Furthermore, the ratio of the tax losses compared with the payments was huge, between 8:1 and 10:1. This latter fact was particularly important because, as the Court of Appeals for the Ninth Circuit recognized in Zmuda v. Commissioner [84-1 USTC ╤ 9442], during this period there was "extensive continuing press coverage of questionable tax shelter plans." As we noted in our opinion in Freytag v. Commissioner [Dec. 44,287], 89 T.C. at 888, given this scenario, a taxpayer could not merely rely on the documents supplied by First Western, and further investigation was clearly mandated. If there had been any serious examination of the program "No reasonable person would have expected * * * [the] scheme to work." Freytag v. Commissioner [Dec. 44,287], 89 T.C. at 889; cf. Hanson v. Commissioner [83-1 USTC ╤ 9150], 696 F.2d 1232, 1234 (9th Cir. 1983), affg. [Dec. 38,447(M)] per curiam T.C. Memo. 1981-675.

Finally, we note that petitioner's alleged profit motive for the First Western transactions is simply cut from whole cloth. The raison d'etre of the program was to convert ordinary income into long-term capital gains and defer the payment of taxes. With his background, Bill Bailey must have understood this, and he explained the alleged tax advantages to petitioner. Nonetheless, petitioner steadfastly contends that he knew nothing about the alleged tax advantages or the requests for tax losses that were supplied to First Western. This has a decidedly hollow ring. First, if we were to accept petitioner's argument, we would have to accept that the request for a tax loss, which was well tailored to his situation, materialized out of thin air. We decline that invitation. Second, it is highly unlikely that anyone whose primary purpose was to make a profit would enter into a transaction when he lacked any understanding of what was going on. The only rational explanation for any of this is that petitioner entered into these transactions with the primary, if not sole, objective of obtaining the tax loss.
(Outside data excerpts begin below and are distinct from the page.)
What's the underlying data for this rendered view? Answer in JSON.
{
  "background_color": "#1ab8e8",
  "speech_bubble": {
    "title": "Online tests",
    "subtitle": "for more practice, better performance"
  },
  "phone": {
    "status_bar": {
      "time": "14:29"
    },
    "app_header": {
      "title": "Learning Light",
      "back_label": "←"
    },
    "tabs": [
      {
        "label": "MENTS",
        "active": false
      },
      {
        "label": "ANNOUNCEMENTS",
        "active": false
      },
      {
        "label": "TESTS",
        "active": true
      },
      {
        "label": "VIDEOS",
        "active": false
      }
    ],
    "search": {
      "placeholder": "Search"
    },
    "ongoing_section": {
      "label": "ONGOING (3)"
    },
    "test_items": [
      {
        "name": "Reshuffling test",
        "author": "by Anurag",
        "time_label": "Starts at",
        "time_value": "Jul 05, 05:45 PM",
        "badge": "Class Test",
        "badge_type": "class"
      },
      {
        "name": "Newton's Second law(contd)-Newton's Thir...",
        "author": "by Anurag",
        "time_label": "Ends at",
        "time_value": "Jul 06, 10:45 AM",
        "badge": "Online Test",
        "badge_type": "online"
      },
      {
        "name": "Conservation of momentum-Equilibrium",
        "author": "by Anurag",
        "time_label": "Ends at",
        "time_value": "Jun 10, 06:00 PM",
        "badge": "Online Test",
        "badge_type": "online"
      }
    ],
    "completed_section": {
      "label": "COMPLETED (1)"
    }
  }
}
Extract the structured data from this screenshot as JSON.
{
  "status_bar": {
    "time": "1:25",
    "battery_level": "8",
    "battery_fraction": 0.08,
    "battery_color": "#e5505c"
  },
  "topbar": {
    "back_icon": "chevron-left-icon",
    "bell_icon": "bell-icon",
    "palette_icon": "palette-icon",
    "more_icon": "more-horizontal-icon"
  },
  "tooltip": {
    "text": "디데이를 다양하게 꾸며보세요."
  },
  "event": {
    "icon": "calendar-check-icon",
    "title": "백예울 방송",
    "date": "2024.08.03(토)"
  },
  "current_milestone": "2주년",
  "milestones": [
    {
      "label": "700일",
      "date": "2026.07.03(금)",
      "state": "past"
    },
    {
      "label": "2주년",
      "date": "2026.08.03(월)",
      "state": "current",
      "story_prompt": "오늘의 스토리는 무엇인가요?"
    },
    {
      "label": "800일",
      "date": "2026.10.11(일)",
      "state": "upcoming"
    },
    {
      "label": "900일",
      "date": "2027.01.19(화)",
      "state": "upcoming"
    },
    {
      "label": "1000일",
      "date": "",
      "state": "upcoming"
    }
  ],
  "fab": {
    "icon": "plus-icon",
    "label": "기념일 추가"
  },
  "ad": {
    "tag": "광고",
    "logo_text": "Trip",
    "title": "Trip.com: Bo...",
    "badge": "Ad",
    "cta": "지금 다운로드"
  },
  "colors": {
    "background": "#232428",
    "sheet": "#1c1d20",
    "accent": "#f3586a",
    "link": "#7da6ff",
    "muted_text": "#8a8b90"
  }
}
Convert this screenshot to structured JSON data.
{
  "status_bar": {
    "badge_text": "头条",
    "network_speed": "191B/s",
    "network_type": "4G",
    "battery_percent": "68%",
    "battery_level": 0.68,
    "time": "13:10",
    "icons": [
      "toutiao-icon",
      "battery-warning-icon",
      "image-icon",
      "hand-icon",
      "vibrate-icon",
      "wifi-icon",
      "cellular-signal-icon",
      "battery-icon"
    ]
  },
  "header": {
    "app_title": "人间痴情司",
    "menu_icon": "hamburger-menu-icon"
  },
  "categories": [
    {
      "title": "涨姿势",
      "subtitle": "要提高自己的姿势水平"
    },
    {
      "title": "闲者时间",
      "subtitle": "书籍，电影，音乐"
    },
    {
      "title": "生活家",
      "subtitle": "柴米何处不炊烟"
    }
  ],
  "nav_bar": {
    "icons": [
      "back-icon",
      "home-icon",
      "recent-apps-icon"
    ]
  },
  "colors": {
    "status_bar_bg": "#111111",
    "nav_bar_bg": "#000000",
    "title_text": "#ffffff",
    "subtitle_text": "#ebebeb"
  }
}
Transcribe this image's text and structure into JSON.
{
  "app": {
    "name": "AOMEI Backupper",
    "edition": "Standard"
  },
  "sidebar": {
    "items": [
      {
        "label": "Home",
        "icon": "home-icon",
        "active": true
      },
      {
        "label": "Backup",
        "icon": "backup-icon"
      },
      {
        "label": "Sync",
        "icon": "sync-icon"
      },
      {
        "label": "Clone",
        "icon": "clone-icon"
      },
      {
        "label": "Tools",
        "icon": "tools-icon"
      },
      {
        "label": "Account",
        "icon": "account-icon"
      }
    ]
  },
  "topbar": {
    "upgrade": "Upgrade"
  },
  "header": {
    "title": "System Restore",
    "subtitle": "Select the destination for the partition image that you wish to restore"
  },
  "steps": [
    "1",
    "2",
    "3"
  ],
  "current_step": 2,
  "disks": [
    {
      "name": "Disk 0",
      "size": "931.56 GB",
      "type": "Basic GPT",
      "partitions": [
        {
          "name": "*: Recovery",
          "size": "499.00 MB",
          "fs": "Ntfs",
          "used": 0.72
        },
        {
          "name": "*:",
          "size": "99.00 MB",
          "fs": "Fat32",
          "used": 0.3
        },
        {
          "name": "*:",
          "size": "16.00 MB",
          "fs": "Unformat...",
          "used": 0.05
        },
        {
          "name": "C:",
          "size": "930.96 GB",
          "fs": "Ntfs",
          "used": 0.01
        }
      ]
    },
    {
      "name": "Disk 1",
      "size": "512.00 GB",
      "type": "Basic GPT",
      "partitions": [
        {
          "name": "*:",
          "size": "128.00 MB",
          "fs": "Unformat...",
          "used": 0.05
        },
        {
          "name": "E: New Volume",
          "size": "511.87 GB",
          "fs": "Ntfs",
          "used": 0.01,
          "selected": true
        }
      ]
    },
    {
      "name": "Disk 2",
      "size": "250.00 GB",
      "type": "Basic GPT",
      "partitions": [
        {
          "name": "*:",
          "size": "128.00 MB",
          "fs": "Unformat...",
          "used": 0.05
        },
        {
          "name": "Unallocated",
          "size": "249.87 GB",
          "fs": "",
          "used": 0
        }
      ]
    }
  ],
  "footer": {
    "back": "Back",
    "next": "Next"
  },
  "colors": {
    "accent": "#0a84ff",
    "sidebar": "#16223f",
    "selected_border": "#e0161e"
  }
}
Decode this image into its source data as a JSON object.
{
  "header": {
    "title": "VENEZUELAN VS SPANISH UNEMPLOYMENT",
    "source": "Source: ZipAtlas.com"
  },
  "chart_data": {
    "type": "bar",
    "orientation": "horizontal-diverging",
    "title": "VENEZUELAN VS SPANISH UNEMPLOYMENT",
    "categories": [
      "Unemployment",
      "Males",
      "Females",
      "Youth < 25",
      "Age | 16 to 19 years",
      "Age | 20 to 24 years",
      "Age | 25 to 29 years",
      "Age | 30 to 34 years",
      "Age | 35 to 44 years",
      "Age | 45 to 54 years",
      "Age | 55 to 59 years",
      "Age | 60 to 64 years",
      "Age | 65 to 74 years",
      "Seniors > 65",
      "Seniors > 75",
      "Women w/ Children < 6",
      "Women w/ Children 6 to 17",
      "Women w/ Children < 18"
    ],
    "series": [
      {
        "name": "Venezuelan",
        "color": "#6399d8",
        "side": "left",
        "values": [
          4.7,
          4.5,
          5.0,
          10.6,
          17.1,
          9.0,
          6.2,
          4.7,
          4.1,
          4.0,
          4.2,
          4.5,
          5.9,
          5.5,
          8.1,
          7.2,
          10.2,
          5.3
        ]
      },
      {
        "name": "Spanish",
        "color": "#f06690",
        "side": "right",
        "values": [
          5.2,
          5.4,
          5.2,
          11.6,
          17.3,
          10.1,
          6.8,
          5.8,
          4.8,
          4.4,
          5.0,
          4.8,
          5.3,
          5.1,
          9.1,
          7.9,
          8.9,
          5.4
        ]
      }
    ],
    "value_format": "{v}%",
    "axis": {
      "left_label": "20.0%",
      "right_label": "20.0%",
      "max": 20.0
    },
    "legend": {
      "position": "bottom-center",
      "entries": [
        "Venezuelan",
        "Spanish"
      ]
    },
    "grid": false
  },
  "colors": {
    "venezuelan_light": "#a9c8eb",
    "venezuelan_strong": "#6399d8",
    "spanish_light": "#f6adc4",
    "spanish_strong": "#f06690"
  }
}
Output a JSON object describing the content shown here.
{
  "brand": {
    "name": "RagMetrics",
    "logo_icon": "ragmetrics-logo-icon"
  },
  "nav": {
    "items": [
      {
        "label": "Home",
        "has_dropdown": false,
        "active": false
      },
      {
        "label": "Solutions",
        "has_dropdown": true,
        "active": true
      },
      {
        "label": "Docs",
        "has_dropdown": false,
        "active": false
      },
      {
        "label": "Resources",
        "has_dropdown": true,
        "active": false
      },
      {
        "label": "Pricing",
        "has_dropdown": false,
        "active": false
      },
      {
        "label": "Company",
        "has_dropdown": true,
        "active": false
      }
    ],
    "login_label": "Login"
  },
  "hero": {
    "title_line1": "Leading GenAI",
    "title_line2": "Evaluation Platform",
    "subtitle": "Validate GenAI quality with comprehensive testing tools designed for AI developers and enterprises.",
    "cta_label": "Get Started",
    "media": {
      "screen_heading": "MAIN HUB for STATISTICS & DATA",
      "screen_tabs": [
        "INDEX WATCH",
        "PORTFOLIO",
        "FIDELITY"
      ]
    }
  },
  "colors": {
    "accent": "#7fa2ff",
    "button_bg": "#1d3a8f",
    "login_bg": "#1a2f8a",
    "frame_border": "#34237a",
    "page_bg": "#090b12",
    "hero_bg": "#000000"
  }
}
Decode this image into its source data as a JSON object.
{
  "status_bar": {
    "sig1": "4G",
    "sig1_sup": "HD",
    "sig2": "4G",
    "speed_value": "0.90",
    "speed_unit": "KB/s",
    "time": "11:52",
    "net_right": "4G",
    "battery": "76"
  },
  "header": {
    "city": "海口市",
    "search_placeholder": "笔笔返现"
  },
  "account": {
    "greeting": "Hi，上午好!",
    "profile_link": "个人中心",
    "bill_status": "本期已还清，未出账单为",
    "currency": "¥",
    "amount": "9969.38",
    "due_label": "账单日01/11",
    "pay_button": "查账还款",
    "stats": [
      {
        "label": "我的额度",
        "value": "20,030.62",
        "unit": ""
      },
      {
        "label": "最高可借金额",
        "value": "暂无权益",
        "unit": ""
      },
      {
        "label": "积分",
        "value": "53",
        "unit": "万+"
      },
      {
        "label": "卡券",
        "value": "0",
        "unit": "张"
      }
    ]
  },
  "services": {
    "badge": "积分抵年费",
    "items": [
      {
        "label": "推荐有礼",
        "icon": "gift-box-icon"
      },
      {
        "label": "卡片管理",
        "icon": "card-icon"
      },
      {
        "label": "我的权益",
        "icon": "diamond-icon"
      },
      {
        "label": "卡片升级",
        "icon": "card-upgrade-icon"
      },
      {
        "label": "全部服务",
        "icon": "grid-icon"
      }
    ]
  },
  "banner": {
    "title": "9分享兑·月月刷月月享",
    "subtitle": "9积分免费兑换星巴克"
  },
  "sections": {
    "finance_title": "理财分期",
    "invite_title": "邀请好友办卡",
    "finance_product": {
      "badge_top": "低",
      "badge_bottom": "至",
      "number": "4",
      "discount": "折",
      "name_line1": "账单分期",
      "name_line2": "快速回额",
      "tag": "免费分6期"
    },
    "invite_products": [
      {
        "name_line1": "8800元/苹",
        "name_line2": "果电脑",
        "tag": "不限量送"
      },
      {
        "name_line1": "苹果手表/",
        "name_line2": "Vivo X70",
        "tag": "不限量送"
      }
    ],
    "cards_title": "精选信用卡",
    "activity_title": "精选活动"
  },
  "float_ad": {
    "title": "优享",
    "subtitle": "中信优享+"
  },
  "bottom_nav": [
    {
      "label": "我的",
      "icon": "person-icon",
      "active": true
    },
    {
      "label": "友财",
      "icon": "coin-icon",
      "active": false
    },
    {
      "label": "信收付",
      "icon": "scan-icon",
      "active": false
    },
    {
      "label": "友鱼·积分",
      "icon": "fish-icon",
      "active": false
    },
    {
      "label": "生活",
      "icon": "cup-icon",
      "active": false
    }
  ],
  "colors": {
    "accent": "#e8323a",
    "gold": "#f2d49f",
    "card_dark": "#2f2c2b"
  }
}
Petitioner, relying again on Heasley, suggests that he did all that was necessary because he was an "unsophisticated" investor. It is true that the Court of Appeals for the Fifth Circuit in Heasley found that "moderate-income" and "unsophisticated" investors were not negligent when they failed to independently investigate an investment in a tax shelter. Heasley v. Commissioner [90-1 ustc ╤ 50,314], 902 F.2d at 383-384. That, however, is not the case before us here.

In this regard, we are continually surprised to discover, after Heasley, how the definition of an "unsophisticated" and "moderate-income" investor has been expanded to include well educated persons who have established or been engaged in lucrative businesses. Indeed, if petitioner fits within that description, it would appear that at least some of the taxpayers in Freytag were similarly situated. But, in Freytag the additions to tax for negligence were affirmed by the same court that decided Heasley just a month before. Heasley does not shield petitioners from additions to tax for negligence. Petitioners have not shown that they used due care, and respondent's determinations with respect to the additions to tax under section 6653(a)(1) and (2) are sustained.

Decision will be entered for respondent.